Dark energy is the leading candidate for the mechanism that is responsible for causing the cosmological expansion to accelerate. Bharat Ratra will describe the astronomical data which persuade cosmologists that (as yet undetected) dark energy and dark matter are by far the main components of the energy budget of the universe at the present time. He will review how these observations have led to the development of a quantitative "standard" model of cosmology that describes the evolution of the universe from an early epoch of inflation to the complex hierarchy of structure seen today. In this non-technical talk, he will also discuss the basic physics, and the history of ideas, on which this model is based.
Bharat Ratra – distinguished professor of physics, works in the areas of cosmology and astroparticle physics. He researches the structure and evolution of the universe. Two of his current principal interests are developing models for the large-scale matter and radiation distributions in the universe and testing these models by comparing predictions to observational data.
In 1988, Ratra and Jim Peebles proposed the first dynamical dark energy model. Dark energy is the leading candidate for the mechanism that is responsible for causing cosmological expansion to accelerate. The discovery that cosmological expansion is accelerating is one of the most significant scientific discoveries of the last quarter of a century.

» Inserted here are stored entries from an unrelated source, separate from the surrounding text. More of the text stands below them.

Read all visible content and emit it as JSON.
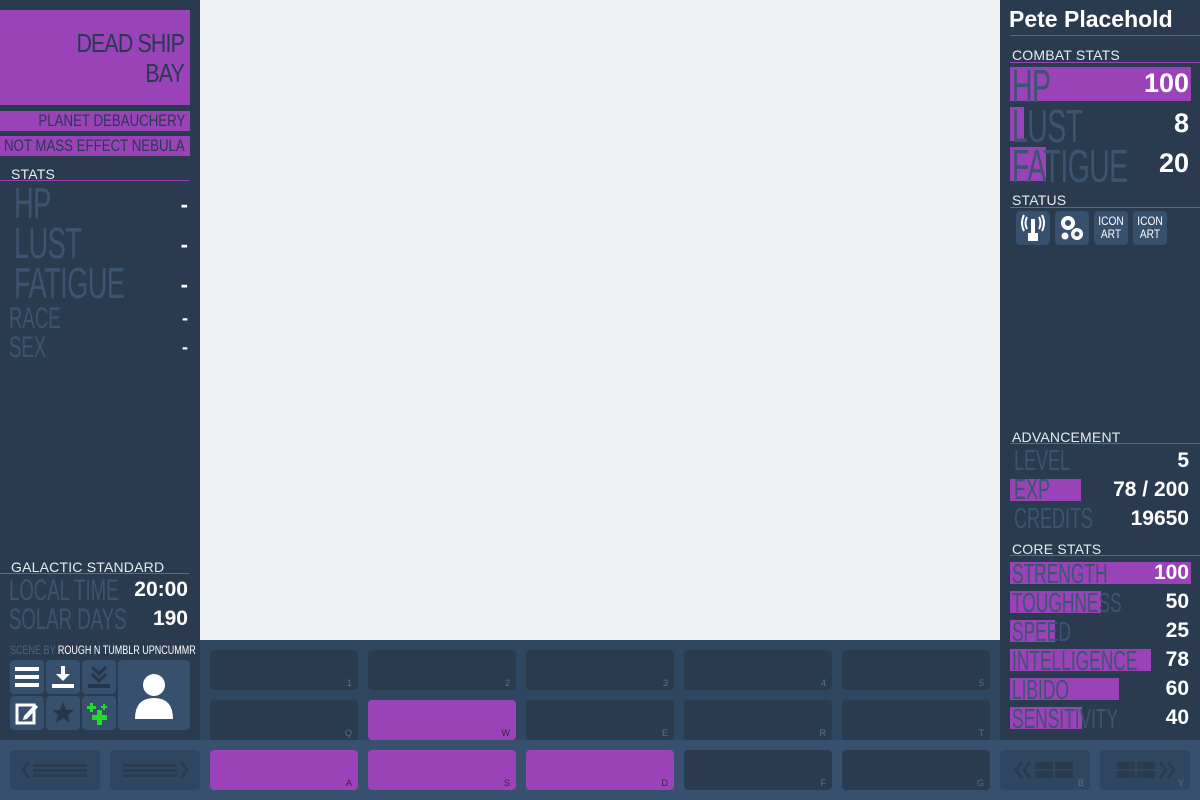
{
  "location": {
    "room": "DEAD SHIP BAY",
    "planet": "PLANET DEBAUCHERY",
    "system": "NOT MASS EFFECT NEBULA"
  },
  "enemy_stats": {
    "header": "STATS",
    "hp_label": "HP",
    "hp_value": "-",
    "lust_label": "LUST",
    "lust_value": "-",
    "fatigue_label": "FATIGUE",
    "fatigue_value": "-",
    "race_label": "RACE",
    "race_value": "-",
    "sex_label": "SEX",
    "sex_value": "-"
  },
  "time": {
    "header": "GALACTIC STANDARD",
    "local_label": "LOCAL TIME",
    "local_value": "20:00",
    "days_label": "SOLAR DAYS",
    "days_value": "190"
  },
  "credit": {
    "prefix": "SCENE BY",
    "author": "ROUGH N TUMBLR UPNCUMMR"
  },
  "menu_icons": [
    "menu-icon",
    "save-icon",
    "load-icon",
    "edit-icon",
    "star-icon",
    "level-up-icon",
    "character-icon"
  ],
  "player": {
    "name": "Pete Placehold",
    "combat_header": "COMBAT STATS",
    "hp_label": "HP",
    "hp_value": "100",
    "hp_fill": 1.0,
    "lust_label": "LUST",
    "lust_value": "8",
    "lust_fill": 0.08,
    "fatigue_label": "FATIGUE",
    "fatigue_value": "20",
    "fatigue_fill": 0.2,
    "status_header": "STATUS",
    "status_icons": [
      {
        "name": "radio-signal-icon",
        "text": ""
      },
      {
        "name": "bubbles-icon",
        "text": ""
      },
      {
        "name": "placeholder-icon",
        "text": "ICON ART"
      },
      {
        "name": "placeholder-icon",
        "text": "ICON ART"
      }
    ],
    "advancement_header": "ADVANCEMENT",
    "level_label": "LEVEL",
    "level_value": "5",
    "exp_label": "EXP",
    "exp_value": "78 / 200",
    "exp_fill": 0.39,
    "credits_label": "CREDITS",
    "credits_value": "19650",
    "core_header": "CORE STATS",
    "core": [
      {
        "label": "STRENGTH",
        "value": "100",
        "fill": 1.0
      },
      {
        "label": "TOUGHNESS",
        "value": "50",
        "fill": 0.5
      },
      {
        "label": "SPEED",
        "value": "25",
        "fill": 0.25
      },
      {
        "label": "INTELLIGENCE",
        "value": "78",
        "fill": 0.78
      },
      {
        "label": "LIBIDO",
        "value": "60",
        "fill": 0.6
      },
      {
        "label": "SENSITIVITY",
        "value": "40",
        "fill": 0.4
      }
    ]
  },
  "buttons": {
    "row1_keys": [
      "1",
      "2",
      "3",
      "4",
      "5"
    ],
    "row2_keys": [
      "Q",
      "W",
      "E",
      "R",
      "T"
    ],
    "row3_keys": [
      "A",
      "S",
      "D",
      "F",
      "G"
    ],
    "nav_left_key": "B",
    "nav_right_key": "Y"
  }
}
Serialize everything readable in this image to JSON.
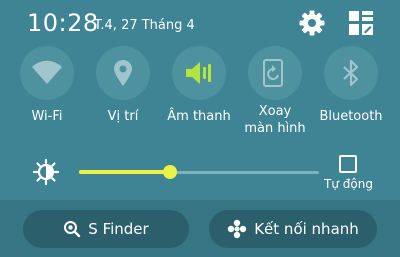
{
  "status": {
    "time": "10:28",
    "date": "T.4, 27 Tháng 4"
  },
  "header_icons": [
    "gear-icon",
    "grid-edit-icon"
  ],
  "toggles": [
    {
      "icon": "wifi-icon",
      "label": "Wi-Fi",
      "active": false
    },
    {
      "icon": "location-pin-icon",
      "label": "Vị trí",
      "active": false
    },
    {
      "icon": "speaker-icon",
      "label": "Âm thanh",
      "active": true
    },
    {
      "icon": "rotate-icon",
      "label_line1": "Xoay",
      "label_line2": "màn hình",
      "active": false
    },
    {
      "icon": "bluetooth-icon",
      "label": "Bluetooth",
      "active": false
    }
  ],
  "brightness": {
    "level": 0.38,
    "auto_label": "Tự động",
    "auto_checked": false
  },
  "buttons": {
    "s_finder": "S Finder",
    "quick_connect": "Kết nối nhanh"
  },
  "colors": {
    "accent_yellow": "#ecf245",
    "active_green": "#b3e63a"
  }
}
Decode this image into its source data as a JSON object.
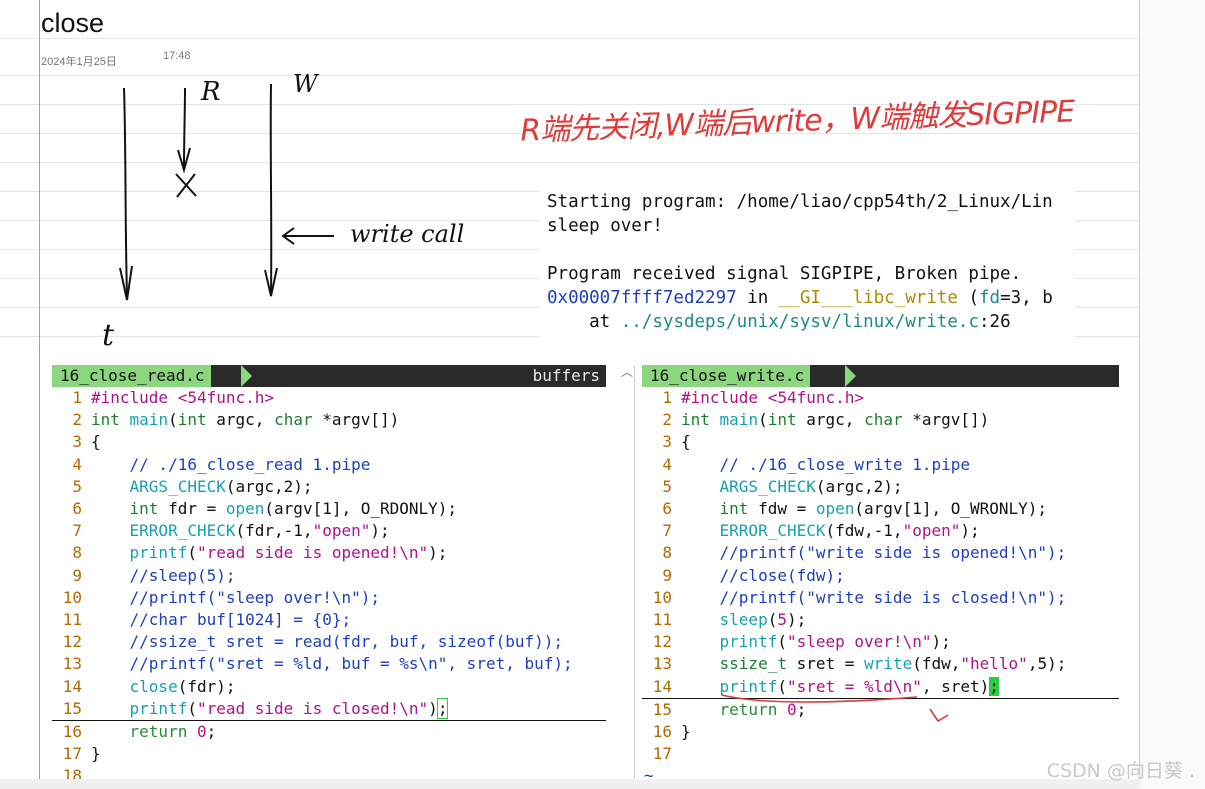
{
  "note": {
    "title": "close",
    "date": "2024年1月25日",
    "time": "17:48"
  },
  "sketch": {
    "label_r": "R",
    "label_w": "W",
    "label_write_call": "write call",
    "label_t": "t"
  },
  "annotation": "R端先关闭,W端后write，W端触发SIGPIPE",
  "gdb": {
    "line1": "Starting program: /home/liao/cpp54th/2_Linux/Lin",
    "line2": "sleep over!",
    "line3": "Program received signal SIGPIPE, Broken pipe.",
    "line4_addr": "0x00007ffff7ed2297",
    "line4_in": " in ",
    "line4_func": "__GI___libc_write",
    "line4_rest": " (",
    "line4_arg": "fd",
    "line4_val": "=3, b",
    "line5_at": "    at ",
    "line5_path": "../sysdeps/unix/sysv/linux/write.c",
    "line5_ln": ":26"
  },
  "left_pane": {
    "filename": "16_close_read.c",
    "buffers": "buffers",
    "lines": [
      {
        "n": "1"
      },
      {
        "n": "2"
      },
      {
        "n": "3"
      },
      {
        "n": "4"
      },
      {
        "n": "5"
      },
      {
        "n": "6"
      },
      {
        "n": "7"
      },
      {
        "n": "8"
      },
      {
        "n": "9"
      },
      {
        "n": "10"
      },
      {
        "n": "11"
      },
      {
        "n": "12"
      },
      {
        "n": "13"
      },
      {
        "n": "14"
      },
      {
        "n": "15"
      },
      {
        "n": "16"
      },
      {
        "n": "17"
      },
      {
        "n": "18"
      }
    ]
  },
  "right_pane": {
    "filename": "16_close_write.c",
    "lines": [
      {
        "n": "1"
      },
      {
        "n": "2"
      },
      {
        "n": "3"
      },
      {
        "n": "4"
      },
      {
        "n": "5"
      },
      {
        "n": "6"
      },
      {
        "n": "7"
      },
      {
        "n": "8"
      },
      {
        "n": "9"
      },
      {
        "n": "10"
      },
      {
        "n": "11"
      },
      {
        "n": "12"
      },
      {
        "n": "13"
      },
      {
        "n": "14"
      },
      {
        "n": "15"
      },
      {
        "n": "16"
      },
      {
        "n": "17"
      }
    ],
    "tilde": "~"
  },
  "code_text": {
    "include": "#include <54func.h>",
    "int": "int",
    "main": "main",
    "main_args_a": "(",
    "main_args_b": " argc, ",
    "char": "char",
    "main_args_c": " *argv[])",
    "brace_open": "{",
    "brace_close": "}",
    "l_comment_read": "// ./16_close_read 1.pipe",
    "r_comment_write": "// ./16_close_write 1.pipe",
    "args_check": "ARGS_CHECK",
    "args_check_rest": "(argc,2);",
    "fdr_decl": " fdr = ",
    "fdw_decl": " fdw = ",
    "open": "open",
    "open_rd": "(argv[1], O_RDONLY);",
    "open_wr": "(argv[1], O_WRONLY);",
    "error_check": "ERROR_CHECK",
    "err_fdr": "(fdr,-1,",
    "err_fdw": "(fdw,-1,",
    "str_open": "\"open\"",
    "err_end": ");",
    "printf": "printf",
    "paren_open": "(",
    "str_read_opened": "\"read side is opened!",
    "esc_n": "\\n",
    "quote": "\"",
    "paren_close_semi": ");",
    "c_sleep5": "//sleep(5);",
    "c_printf_sleep": "//printf(\"sleep over!\\n\");",
    "c_char_buf": "//char buf[1024] = {0};",
    "c_ssize": "//ssize_t sret = read(fdr, buf, sizeof(buf));",
    "c_printf_sret": "//printf(\"sret = %ld, buf = %s\\n\", sret, buf);",
    "close": "close",
    "close_fdr": "(fdr);",
    "str_read_closed": "\"read side is closed!",
    "paren_close": ")",
    "semi": ";",
    "return": "return",
    "zero": " 0",
    "r_c_opened": "//printf(\"write side is opened!\\n\");",
    "r_c_close": "//close(fdw);",
    "r_c_closed": "//printf(\"write side is closed!\\n\");",
    "sleep": "sleep",
    "five": "5",
    "str_sleep_over": "\"sleep over!",
    "ssize_t": "ssize_t",
    "sret_eq": " sret = ",
    "write": "write",
    "write_args_a": "(fdw,",
    "str_hello": "\"hello\"",
    "write_args_b": ",5);",
    "str_sret": "\"sret = %ld",
    "sret_tail": ", sret)"
  },
  "watermark": "CSDN @向日葵 ."
}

Ratra currently advises one graduate student. He has mentored 12 graduate students, five postdoctoral fellows and three visiting faculty members in the past. Ratra's research has appeared in 140 scholarly publications, which have been cited more than 19,000 times in scientific literature. In the last five years he has given more than 100 invited presentations at conferences, workshops, national laboratories, academic institutions and public settings around the world.